C’était une étape cruciale, mais pas définitive. Il fallait encore trouver un accord avec le Parlement européen pour le CFP. La difficulté pour le Parlement européen, dans ce genre d’exercice, est qu’il arrive après la bataille et ne peut qu’amender à la marge l’accord des Vingt-sept.
Les députés européens ont manœuvré leur barque de manière à atteindre le maximum qu’il pouvait. Ce n’est pas rien : ils ont bataillé pour obtenir une hausse inédite des plafonds d’un montant global de 15 milliards destinés à une dizaine de programmes.

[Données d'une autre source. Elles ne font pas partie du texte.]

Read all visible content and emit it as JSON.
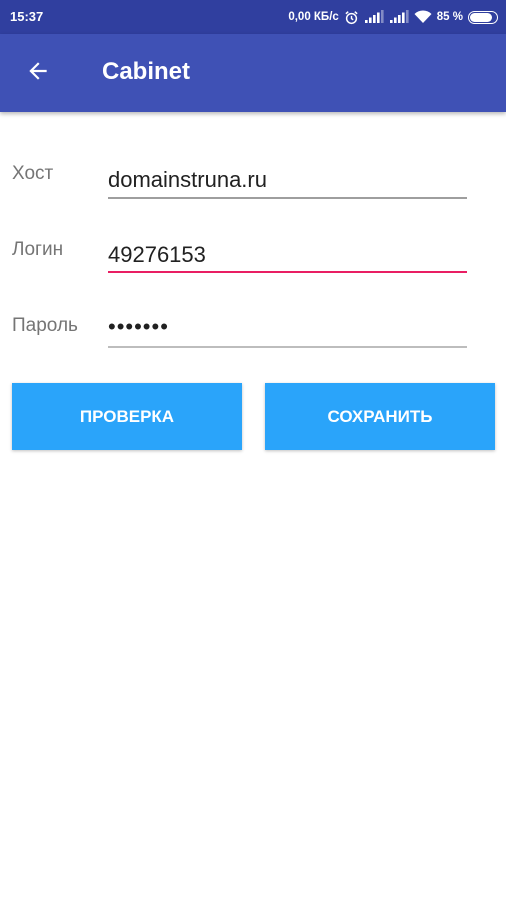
{
  "status_bar": {
    "time": "15:37",
    "network_speed": "0,00 КБ/с",
    "battery_percent": "85 %",
    "battery_level": 0.85,
    "icons": [
      "alarm-icon",
      "signal-icon",
      "signal-icon",
      "wifi-icon",
      "battery-icon"
    ]
  },
  "app_bar": {
    "back_icon": "arrow-left-icon",
    "title": "Cabinet",
    "color": "#3F51B5"
  },
  "form": {
    "host": {
      "label": "Хост",
      "value": "domainstruna.ru"
    },
    "login": {
      "label": "Логин",
      "value": "49276153",
      "focused": true
    },
    "password": {
      "label": "Пароль",
      "value": "•••••••"
    }
  },
  "buttons": {
    "check": "ПРОВЕРКА",
    "save": "СОХРАНИТЬ",
    "color": "#2AA4FA"
  },
  "colors": {
    "focus_accent": "#E91E63",
    "underline": "#9E9E9E"
  }
}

L’accord interinstitutionnel passé avec le Conseil et la Commission, également approuvé hier, fixe une feuille de route pour la création de nouvelles ressources propres (dont une taxe carbone aux frontières, une taxe numérique et une taxe sur les transactions financières) pour alimenter le budget européen, largement dépendant des contributions des États membres basées sur le revenu national brut, et financer le remboursement du plan de relance. Ils ont insisté pour renforcer le futur mécanisme préservant les fonds européens des atteintes à l’état de droit observées dans les États membres. Opposées à ce compromis, la Hongrie et la Pologne ont posé leur veto à l’adoption , à l’unanimité des Vingt-sept, du CFP et du plan de relance. Les chefs des Vingt-sept se sont livrés à un tour de passe-passe, sous forme de déclaration controversée, la semaine dernière, en adoptant une déclaration qui a permis de lever l’obstruction de Budapest et Varsovie.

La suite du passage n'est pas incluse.